Indian shipbreaking bounces back as rupee strengthens:

In the end, it was simply a matter of holding one’s nerve, refusing to commit locally and weathering the storm caused by the sagging value of the Indian rupee against the US dollar and the dipping prices of steel scrap.

As the Indian currency regained the ground lost in the second fortnight of January, to trade again in the respectable range of INR61 against the dollar, after briefly touching INR63, end buyers of scrap ships rushed back to the table seeking to acquire any available vessels on offer.

After a remarkably bullish start to the year, demand had tailed off as end buyers chose to wait and watch market developments before committing on new tonnage. Following the rupee’s recovery, demand surged again for all types of units in both Alang and Mumbai, with local sentiment pushing prices to some previously unthinkable levels.

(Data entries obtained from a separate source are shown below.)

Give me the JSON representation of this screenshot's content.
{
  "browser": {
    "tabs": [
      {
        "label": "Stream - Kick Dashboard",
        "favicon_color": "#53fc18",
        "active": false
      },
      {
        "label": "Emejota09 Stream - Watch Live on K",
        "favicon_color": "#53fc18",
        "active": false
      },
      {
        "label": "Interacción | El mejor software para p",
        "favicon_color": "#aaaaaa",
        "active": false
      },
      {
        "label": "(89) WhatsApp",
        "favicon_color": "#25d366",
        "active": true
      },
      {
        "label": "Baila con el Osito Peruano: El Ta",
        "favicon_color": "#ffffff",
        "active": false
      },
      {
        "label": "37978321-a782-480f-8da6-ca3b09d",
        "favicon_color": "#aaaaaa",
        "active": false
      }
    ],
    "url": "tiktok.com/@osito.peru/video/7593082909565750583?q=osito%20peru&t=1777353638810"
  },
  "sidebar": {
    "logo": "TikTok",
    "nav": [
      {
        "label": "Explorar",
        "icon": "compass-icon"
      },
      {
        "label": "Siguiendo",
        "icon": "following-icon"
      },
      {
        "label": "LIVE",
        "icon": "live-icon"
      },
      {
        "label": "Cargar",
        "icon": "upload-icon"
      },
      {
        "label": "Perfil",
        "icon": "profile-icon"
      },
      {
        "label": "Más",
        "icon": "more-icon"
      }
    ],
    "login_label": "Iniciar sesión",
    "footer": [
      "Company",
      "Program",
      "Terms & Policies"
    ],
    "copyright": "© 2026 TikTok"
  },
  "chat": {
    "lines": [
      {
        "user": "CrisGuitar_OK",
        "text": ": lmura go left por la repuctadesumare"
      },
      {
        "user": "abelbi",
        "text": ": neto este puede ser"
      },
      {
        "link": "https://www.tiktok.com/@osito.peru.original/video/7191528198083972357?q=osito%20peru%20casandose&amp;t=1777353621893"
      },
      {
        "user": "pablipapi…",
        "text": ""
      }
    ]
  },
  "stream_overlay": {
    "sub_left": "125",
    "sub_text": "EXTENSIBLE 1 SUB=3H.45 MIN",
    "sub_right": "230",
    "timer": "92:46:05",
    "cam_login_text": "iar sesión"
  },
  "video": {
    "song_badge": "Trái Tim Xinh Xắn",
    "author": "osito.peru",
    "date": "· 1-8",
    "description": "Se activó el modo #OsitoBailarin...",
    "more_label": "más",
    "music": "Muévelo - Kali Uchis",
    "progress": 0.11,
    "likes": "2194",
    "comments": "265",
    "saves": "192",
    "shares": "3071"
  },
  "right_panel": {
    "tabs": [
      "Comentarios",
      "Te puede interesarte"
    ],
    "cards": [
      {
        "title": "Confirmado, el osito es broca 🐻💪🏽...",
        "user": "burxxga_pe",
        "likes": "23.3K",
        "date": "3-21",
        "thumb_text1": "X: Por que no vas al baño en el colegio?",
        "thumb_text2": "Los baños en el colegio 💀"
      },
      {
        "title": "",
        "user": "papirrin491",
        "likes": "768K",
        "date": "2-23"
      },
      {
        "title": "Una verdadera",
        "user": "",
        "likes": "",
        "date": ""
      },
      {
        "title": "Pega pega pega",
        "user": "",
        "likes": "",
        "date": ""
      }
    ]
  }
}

Clean tankers attracted bids of $465 per ldt from India, with marginally lower levels seen from Bangladesh and Pakistan, while general cargo vessels were being quoted at $430 per ldt in India, $425 per ldt in Bangladesh and $415 per ldt in Pakistan.

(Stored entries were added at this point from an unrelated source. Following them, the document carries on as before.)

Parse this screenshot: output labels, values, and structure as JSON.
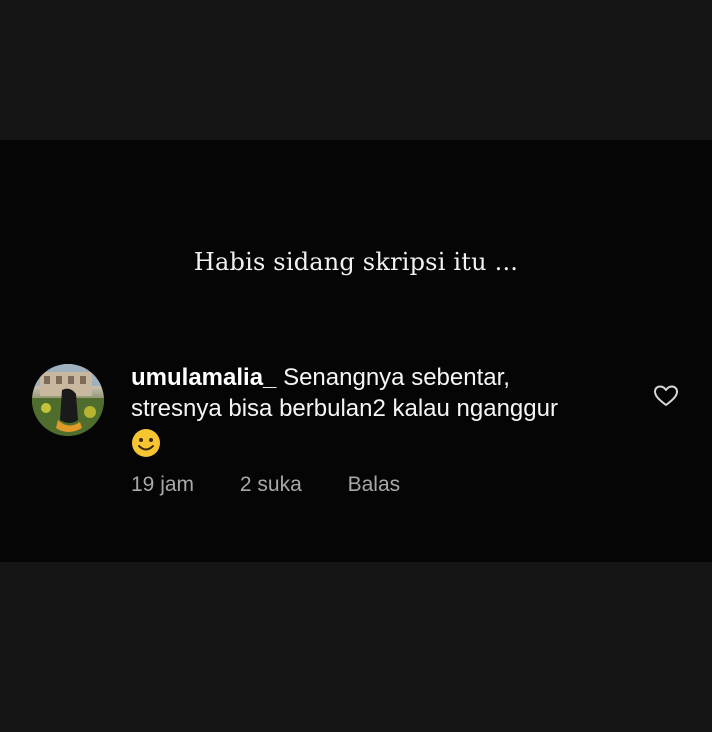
{
  "caption": "Habis sidang skripsi itu ...",
  "comment": {
    "username": "umulamalia_",
    "text_line1": "Senangnya sebentar,",
    "text_line2": "stresnya bisa berbulan2 kalau nganggur",
    "emoji": "slightly-smiling-face",
    "time": "19 jam",
    "likes": "2 suka",
    "reply_label": "Balas"
  },
  "colors": {
    "panel_background": "#050505",
    "outer_background": "#141414",
    "text": "#f5f5f5",
    "meta_text": "#a8a8a8",
    "emoji_yellow": "#f7c531"
  },
  "icons": {
    "like": "heart-outline-icon"
  }
}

“There are plenty of open buyers with yard capacity in the sub-continent barely half-full,” remarked Dubai-based cash buyers GMS. “Almost all types of vessel are in demand with a particular preference, perhaps, for mid-sized 7,000-14,000 ldt vessels, favoured due to the lower overall cutting time, in light of the constant volatility being seen in all markets.”

Nevertheless, no market sales were reported. Despite cash buyers holding onto a number of unsold units (particularly panamax sized container vessels committed for huge prices in earlier weeks), there has not been the substantial supply of tonnage that many had expected from the market in January.

With 16 vessels at anchorage in Chittagong, it has been a busy tide of deliveries and beachings in Bangladesh in the first week of February. Steel prices actually gained ground by as much as $10 per ldt, wiping out the previous week’s losses in the process.

There was little activity from China, whose bids were approximately $100 per ldt lower than those from India. The onset of the Chinese New Year holidays from 30 January meant that a vast number of Chinese workers would depart for their hometowns from the large cities and shipyards. 

It is now clear that the Chinese move, in the dying weeks of 2012, to provide subsidies – to the tune of a premium of RMB750 ($124) per gt, to be provided to Chinese flagged vessels that are recycled at domestic yards in North and South China – is unlikely to have any major impact on junk ship yards in India.

Bangladesh and Pakistan, however, could witness an impact as fewer old Chinese ships are expected to make their final voyage to their yards. There is still insufficient supply to satisfy the voracious demand, but if freight rates continue to slide, all this could change.